Lake Elsinore Diamond serves as a site for the Single A baseball team Lake Elsinore Storm, which is a farm team for the San Diego Padres, and was formerly a farm team for the Los Angeles Angels of Anaheim. Also, it held now-disbanded semipro football teams: The Riverside-Elsinore Dolphins of the Western States Football League was active in 1996–98. The stadium hosted the Banning-Elsinore Eagles of the California Football Association, a minor American football league. It used to host the Elsinore-Murrieta Bandits, a semipro soccer team in the 2010s. In 2020, neither football or soccer is played at "the Diamond", but special events, such as concerts with stars such as Willie Nelson and ZZ Top, are held there.

====Cross monument lawsuit====
In 2012, the city council voted to approve $50,000 for a memorial to veterans that would be placed in front of the stadium. The design of the memorial included a soldier kneeling in front of a Christian cross. After repeated warnings to the city council from the city attorney and others that endorsing religion using public funds is unconstitutional, the city council unanimously voted to include a Star of David, as well as more Christian crosses. In 2013, the American Humanist Association filed suit to prevent the building of the monument. The Pacific Justice Institute provided free legal representation to the city in the suit. A federal court issued a preliminary injunction in July 2013 halting the project, and in February 2014 ruled that the design "violates both the U.S. Constitution's Establishment Clause and the Establishment and No Preference Clauses of the California Constitution." The City Council declined to appeal the decision, and agreed to pay plaintiffs $200,000 in attorneys' fees and to develop a revised design for the memorial. At a meeting in June 2014, the council approved an amended design.

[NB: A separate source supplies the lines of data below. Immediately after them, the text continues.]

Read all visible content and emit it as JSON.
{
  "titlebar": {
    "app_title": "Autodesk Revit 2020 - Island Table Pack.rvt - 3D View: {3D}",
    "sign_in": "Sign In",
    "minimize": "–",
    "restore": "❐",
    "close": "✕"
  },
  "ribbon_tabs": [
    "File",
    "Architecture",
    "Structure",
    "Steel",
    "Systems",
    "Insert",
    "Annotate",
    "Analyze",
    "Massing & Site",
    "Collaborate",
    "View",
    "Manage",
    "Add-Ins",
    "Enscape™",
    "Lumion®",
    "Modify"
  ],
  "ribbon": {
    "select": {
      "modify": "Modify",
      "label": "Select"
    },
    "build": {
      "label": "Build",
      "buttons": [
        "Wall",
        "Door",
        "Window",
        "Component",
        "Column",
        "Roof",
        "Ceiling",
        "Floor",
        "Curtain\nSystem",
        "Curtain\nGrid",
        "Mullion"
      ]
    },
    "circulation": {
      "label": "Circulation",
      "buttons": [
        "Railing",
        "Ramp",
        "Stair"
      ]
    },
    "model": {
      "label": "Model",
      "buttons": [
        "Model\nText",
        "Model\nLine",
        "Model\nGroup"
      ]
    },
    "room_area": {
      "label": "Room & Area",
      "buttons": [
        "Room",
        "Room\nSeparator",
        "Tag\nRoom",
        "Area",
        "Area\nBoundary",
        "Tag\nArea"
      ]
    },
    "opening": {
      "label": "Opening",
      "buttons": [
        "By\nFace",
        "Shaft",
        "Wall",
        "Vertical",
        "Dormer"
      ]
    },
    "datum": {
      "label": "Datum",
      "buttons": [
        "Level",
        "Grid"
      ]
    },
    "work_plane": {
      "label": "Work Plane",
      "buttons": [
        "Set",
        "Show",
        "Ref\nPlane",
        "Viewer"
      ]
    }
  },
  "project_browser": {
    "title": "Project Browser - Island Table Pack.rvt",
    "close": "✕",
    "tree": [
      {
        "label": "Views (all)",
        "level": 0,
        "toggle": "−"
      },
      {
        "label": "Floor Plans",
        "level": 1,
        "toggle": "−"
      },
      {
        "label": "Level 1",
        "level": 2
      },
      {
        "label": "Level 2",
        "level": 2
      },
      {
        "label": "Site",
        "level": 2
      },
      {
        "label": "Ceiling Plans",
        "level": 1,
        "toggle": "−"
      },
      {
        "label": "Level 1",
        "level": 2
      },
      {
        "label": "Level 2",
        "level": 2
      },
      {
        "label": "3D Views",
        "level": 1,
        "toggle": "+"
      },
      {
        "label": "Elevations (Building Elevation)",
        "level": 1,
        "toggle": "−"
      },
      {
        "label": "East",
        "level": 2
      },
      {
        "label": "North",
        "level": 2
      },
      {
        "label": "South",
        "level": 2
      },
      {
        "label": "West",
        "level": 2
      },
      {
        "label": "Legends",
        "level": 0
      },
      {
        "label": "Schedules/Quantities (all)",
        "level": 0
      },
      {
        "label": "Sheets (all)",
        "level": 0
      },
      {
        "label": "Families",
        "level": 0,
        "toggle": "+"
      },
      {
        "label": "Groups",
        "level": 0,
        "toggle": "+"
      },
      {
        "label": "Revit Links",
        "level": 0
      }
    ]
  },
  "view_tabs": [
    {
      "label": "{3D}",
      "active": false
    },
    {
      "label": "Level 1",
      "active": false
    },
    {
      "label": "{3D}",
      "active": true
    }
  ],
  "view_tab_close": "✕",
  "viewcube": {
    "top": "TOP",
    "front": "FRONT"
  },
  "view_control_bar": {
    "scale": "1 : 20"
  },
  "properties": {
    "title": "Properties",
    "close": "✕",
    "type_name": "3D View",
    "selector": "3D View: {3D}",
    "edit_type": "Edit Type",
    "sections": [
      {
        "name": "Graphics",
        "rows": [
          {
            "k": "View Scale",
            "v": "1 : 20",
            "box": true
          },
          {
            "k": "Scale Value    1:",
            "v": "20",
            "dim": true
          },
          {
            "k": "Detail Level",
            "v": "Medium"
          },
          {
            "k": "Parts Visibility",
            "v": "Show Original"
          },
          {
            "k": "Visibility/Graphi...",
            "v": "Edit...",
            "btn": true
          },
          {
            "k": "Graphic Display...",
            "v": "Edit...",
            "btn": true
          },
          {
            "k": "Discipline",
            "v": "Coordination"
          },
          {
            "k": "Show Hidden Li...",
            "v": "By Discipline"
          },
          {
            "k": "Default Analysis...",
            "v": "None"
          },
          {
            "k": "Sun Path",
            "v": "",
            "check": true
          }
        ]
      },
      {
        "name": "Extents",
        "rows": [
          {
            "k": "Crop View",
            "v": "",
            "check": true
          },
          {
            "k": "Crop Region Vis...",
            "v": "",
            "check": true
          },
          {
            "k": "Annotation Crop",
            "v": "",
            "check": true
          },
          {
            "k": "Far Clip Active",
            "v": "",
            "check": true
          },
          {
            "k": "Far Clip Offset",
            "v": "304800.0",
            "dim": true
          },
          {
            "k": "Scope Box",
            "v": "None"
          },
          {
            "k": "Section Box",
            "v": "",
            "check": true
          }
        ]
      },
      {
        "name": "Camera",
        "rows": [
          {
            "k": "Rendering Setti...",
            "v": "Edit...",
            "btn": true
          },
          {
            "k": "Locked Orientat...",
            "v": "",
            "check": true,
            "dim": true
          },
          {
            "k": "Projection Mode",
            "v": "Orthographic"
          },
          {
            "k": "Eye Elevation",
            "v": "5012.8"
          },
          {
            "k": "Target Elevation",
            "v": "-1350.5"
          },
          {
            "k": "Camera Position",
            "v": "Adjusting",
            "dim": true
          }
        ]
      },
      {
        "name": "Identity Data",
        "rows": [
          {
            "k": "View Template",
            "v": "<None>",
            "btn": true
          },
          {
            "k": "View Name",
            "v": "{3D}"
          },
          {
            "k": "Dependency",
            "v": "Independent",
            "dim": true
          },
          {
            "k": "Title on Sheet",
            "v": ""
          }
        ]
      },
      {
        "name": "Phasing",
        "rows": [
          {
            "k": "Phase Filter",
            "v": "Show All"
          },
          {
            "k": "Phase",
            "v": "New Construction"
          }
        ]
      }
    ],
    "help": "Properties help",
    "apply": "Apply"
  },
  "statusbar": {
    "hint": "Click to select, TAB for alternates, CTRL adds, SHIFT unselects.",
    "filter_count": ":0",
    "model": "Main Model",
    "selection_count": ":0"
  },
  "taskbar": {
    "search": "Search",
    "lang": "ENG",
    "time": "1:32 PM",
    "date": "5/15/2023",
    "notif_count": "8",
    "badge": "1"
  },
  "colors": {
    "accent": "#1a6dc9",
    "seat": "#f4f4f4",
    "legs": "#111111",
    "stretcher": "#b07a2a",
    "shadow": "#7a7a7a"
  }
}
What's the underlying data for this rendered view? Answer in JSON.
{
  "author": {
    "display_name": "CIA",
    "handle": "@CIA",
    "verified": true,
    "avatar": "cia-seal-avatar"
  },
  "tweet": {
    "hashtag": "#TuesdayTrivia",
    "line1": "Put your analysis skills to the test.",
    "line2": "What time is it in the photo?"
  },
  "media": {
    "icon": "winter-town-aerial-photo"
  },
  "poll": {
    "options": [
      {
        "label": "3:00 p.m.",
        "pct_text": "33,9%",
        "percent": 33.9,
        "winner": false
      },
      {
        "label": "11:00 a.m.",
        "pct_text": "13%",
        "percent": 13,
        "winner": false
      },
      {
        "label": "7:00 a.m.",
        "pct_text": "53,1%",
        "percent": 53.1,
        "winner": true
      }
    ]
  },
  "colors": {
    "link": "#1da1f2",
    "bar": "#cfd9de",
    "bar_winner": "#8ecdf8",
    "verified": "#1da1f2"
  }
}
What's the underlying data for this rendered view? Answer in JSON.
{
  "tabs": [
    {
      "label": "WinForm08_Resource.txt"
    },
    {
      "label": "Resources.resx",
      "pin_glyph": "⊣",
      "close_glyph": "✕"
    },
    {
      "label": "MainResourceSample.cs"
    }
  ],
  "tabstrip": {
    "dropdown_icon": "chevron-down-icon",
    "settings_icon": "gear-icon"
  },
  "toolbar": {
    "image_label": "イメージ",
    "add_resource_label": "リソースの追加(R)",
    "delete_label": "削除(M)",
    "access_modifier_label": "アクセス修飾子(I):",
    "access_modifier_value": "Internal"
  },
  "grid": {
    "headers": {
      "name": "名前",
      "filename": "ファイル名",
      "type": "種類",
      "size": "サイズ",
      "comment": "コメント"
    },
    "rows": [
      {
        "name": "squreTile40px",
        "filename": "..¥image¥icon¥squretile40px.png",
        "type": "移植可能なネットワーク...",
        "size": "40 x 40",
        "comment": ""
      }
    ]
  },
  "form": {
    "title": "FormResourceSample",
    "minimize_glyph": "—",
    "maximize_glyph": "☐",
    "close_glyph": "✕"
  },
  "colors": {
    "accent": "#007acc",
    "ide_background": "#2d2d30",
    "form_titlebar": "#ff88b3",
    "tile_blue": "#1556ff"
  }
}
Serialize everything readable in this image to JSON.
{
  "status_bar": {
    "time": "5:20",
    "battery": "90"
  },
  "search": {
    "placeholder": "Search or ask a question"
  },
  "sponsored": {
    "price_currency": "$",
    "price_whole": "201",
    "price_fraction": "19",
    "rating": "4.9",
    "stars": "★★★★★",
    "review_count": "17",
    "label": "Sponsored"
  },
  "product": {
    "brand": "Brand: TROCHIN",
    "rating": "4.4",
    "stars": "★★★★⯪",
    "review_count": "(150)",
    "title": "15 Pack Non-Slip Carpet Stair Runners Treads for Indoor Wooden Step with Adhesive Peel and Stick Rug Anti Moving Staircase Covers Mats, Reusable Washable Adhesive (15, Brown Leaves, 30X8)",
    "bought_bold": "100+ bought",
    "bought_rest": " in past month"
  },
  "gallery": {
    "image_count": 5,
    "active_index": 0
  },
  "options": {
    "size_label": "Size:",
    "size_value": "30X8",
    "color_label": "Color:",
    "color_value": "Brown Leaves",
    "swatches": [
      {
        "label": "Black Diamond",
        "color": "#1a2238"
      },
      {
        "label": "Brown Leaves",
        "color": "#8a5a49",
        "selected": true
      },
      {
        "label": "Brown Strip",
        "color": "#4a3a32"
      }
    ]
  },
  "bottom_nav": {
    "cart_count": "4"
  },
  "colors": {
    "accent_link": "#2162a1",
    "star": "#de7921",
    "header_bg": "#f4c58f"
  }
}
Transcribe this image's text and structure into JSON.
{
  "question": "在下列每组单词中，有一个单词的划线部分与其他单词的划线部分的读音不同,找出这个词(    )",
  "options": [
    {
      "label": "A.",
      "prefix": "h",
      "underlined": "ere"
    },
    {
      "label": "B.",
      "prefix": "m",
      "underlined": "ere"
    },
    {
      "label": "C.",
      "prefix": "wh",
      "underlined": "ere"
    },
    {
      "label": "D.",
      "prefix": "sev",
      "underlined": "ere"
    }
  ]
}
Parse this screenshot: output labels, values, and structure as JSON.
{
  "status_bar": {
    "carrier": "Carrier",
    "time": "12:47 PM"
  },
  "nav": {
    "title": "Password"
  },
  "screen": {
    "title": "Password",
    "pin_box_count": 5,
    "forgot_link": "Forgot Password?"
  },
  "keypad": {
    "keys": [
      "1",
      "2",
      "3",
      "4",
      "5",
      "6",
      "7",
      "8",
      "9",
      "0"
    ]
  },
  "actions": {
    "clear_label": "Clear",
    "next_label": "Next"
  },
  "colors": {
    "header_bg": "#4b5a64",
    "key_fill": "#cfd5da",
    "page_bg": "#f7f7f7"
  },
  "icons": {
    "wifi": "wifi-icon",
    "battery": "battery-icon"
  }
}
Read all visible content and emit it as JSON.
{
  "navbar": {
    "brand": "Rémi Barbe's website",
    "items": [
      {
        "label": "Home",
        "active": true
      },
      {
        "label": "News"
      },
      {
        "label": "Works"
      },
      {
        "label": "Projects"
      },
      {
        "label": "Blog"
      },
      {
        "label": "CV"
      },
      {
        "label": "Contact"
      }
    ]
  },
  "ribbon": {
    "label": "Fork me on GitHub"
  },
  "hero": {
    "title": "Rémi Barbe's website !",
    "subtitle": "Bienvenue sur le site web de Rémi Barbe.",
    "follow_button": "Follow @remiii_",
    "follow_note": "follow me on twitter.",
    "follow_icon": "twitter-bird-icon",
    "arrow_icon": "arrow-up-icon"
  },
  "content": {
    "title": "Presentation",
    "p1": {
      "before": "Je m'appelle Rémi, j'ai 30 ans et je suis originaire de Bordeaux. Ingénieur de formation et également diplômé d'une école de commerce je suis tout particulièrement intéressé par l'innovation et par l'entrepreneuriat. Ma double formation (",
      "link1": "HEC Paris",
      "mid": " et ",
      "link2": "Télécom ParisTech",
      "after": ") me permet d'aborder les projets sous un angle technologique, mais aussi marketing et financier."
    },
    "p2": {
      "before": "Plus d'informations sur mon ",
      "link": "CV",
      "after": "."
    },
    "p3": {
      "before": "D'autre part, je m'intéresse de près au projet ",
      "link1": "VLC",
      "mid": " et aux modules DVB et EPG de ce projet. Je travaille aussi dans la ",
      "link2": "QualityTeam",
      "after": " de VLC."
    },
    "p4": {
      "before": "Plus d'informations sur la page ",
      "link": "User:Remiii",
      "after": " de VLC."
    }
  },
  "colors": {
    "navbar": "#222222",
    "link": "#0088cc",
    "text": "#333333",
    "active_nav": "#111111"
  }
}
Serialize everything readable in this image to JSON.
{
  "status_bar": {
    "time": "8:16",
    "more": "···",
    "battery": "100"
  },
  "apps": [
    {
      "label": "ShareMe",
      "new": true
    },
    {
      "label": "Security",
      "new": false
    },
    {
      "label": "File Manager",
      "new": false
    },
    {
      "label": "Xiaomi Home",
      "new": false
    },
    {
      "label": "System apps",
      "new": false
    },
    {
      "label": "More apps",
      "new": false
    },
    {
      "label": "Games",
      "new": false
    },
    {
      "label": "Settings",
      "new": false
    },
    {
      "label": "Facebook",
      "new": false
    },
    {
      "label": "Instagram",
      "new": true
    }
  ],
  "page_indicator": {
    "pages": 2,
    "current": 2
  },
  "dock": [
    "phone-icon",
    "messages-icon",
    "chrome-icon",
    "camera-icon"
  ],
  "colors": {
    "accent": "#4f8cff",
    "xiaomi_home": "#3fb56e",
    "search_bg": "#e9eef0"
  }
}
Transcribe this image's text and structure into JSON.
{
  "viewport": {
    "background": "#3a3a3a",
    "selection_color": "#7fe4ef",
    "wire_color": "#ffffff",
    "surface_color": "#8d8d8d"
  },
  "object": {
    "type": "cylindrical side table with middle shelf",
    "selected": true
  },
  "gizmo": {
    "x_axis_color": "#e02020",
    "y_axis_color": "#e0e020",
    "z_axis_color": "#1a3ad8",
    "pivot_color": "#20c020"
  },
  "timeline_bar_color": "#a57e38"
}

The 3,600 lb memorial, absent of religious symbols, was finally installed and commemorated in November 2014.

===Elsinore Grand Prix===

The Elsinore Grand Prix is a dirt-bike race that takes place in and around the Lake Elsinore area. The annual race is usually held in mid-November. The popularity of the event hit its apex in the late 1960s and early 1970s, drawing the likes of dirt-bike greats such as Malcolm Smith and Steve McQueen, to name a few. The race has always been set as an "open" format, meaning anyone can ride; usually only about 200 or so take this event seriously, whereas the rest use it as an opportunity to have fun. In 1971, the documentary movie On Any Sunday by Bruce Brown included scenes from the grand prix.

In the mid-1970s the Elsinore Grand Prix hit a snag, none of the big riders were participating, and the event was drawing the wrong crowd, mostly violent motorcycle gangs. The race was cancelled indefinitely soon afterwards. In 1996, several dirt-bike riders, with a hint of nostalgia, decided to lobby the city of Lake Elsinore to revive the Grand Prix. Promising that the violent motorcycle gang crowd drawn to the Grand Prix in the 1970s had gone and that dirt-bike motorcycle riding was more of a family event, the city allowed the event to resume on a provisional basis.

In 1973, Honda named its CR250M Elsinore—the first motorcycle designed by Honda for the dirt rather than a modified street bike—after the Elsinore GP race venue.

Lake Elsinore is also a popular destination for motorcyclists riding east from San Juan Capistrano along the 33 mi long Ortega Highway.

===Skateparks===

Lake Elsinore offers two skateparks in both north and south of the areas. McVicker Canyon Park was the first city-owned skatepark to be built in Lake Elsinore located between Grand Avenue and McVicker Canyon Park Road. Serenity Park was built in June 2015 and is located on Palomar Road. The city hired Spohn Ranch Skateparks, an internationally renowned firm in Los Angeles, for about $400,000 to design and build the state-of-the-art 8,500-square-foot, open-air plaza that features a peanut-shaped bowl, hip ramps, step-up and quarter-pipes. It is the second city-owned skatepark.